工場が密集し、頻繁に海上輸送船が行き交う和歌山県沖の紀伊水道の津波対策として、国土交通省近畿地方整備局港湾空港部(神戸市中央区)が、世界初の可動式防波堤の整備を進めている。平時は航路を確保し、津波発生時に海底の杭(くい)を浮力で浮き上がらせる「直立浮上式」を採用。懸念されている南海地震への備えとして、2012年度に着工する。(斉藤絵美)
敷設されるのは、和歌山県海南市の和歌山下津港。沿岸部には製鉄所や石油精製所、火力発電所のほか、世界的にシェアの高い化学製品の製造会社などが密集している。
同市によると、東海、東南海、南海の3連動の地震(マグニチュード8・6相当)が発生すると、沿岸部に押し寄せる最大の津波は約6メートルとされ、市街地も浸水すると想定されている。
直立浮上式防波堤は、沖合約1・5キロの海底約30メートルに、鋼管を格納した円筒計75本を一直線上に埋設。津波警報が発令されると、自動で鋼管に空気を送り込み、海面上約7メートルまで浮き上がって防波堤の役割を果たす。延長約230メートルになり、3連動地震が発生した場合でも、想定内であれば市街地への浸水を防ぐことができる。

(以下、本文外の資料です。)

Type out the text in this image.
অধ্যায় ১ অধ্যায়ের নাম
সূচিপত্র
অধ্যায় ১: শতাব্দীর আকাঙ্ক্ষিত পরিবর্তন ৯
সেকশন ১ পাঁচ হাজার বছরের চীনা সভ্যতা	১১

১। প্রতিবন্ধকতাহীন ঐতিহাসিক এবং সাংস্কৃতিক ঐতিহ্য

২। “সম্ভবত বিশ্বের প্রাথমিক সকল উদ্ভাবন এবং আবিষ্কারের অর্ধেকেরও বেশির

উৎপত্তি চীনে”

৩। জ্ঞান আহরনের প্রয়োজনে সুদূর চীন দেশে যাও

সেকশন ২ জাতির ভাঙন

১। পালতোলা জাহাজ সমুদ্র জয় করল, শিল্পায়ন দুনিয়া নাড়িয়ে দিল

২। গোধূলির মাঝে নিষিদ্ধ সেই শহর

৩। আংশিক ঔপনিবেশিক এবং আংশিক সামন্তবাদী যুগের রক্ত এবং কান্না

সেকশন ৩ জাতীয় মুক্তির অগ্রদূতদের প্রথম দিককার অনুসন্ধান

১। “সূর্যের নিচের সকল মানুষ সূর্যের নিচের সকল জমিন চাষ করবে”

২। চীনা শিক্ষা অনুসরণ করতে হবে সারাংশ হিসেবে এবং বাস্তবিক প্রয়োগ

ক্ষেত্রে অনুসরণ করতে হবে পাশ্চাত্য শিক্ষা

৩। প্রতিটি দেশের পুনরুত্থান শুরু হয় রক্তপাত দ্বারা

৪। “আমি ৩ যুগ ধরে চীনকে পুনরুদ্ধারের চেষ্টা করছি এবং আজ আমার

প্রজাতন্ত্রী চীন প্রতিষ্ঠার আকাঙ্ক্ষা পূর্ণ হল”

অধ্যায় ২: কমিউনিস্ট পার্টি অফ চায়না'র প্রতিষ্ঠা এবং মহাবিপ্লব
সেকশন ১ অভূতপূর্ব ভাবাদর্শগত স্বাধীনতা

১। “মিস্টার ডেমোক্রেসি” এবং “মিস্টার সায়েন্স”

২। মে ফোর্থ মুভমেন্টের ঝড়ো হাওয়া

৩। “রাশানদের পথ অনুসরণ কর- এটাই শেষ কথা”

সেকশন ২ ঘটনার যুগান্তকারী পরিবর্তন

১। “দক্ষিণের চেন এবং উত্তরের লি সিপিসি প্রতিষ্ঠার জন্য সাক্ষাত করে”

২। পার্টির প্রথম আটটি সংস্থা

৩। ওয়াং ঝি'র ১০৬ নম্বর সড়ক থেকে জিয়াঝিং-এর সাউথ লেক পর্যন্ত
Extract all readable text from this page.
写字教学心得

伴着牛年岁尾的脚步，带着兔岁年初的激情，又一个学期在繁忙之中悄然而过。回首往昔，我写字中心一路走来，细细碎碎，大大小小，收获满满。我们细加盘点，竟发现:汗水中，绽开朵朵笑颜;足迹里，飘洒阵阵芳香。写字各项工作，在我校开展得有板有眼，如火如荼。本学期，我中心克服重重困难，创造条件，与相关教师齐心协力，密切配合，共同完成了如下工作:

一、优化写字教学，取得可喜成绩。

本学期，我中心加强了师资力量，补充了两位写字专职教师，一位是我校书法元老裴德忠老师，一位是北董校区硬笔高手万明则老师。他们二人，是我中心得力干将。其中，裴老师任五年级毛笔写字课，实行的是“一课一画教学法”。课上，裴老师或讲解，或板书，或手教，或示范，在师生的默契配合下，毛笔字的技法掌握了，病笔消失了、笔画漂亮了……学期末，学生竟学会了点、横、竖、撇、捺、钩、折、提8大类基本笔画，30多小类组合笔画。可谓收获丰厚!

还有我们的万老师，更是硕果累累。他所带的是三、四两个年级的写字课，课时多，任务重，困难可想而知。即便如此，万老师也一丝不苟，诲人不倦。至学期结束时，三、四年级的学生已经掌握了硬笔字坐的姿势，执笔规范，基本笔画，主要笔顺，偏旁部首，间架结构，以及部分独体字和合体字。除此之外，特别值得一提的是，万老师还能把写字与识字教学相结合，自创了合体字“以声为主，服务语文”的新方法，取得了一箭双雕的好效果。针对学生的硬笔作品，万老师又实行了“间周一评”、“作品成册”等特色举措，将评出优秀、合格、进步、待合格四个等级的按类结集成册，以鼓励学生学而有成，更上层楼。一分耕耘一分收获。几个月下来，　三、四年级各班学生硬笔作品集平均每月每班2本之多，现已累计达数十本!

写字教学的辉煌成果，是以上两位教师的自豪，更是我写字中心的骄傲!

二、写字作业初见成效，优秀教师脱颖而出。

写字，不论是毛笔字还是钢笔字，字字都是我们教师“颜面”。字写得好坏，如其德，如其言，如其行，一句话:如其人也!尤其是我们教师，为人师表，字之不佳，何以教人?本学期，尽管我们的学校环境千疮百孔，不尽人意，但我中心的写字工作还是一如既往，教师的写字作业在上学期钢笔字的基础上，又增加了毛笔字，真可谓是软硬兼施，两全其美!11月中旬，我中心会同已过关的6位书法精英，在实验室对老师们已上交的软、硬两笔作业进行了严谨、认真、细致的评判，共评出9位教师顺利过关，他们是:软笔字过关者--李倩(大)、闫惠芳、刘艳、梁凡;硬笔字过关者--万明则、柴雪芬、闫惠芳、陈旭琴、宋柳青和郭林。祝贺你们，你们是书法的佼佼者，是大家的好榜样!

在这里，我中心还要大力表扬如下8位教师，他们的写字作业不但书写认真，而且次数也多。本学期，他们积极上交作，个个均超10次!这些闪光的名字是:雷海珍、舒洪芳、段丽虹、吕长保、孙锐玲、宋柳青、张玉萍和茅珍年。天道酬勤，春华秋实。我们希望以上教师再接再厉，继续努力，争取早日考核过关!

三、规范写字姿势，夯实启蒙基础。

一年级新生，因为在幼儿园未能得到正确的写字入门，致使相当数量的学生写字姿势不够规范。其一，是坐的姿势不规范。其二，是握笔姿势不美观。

同港は船舶の出入りが多く、防波堤の設置は困難な上、岸壁の防潮堤をかさ上げすることも船の着岸に支障をきたすため、不可能だった。浮上式は平時、海底に沈み込んでいるため、航路の邪魔にならない利点もある。
総事業費250億円。近畿の港湾・空港の整備に当たる近畿地方整備局港湾空港部が、現地での実証実験を経て19年度の完成を目指す。担当者は「仮に想定外の津波でも威力を低減させ、逃げる時間を稼ぐことができる」としている。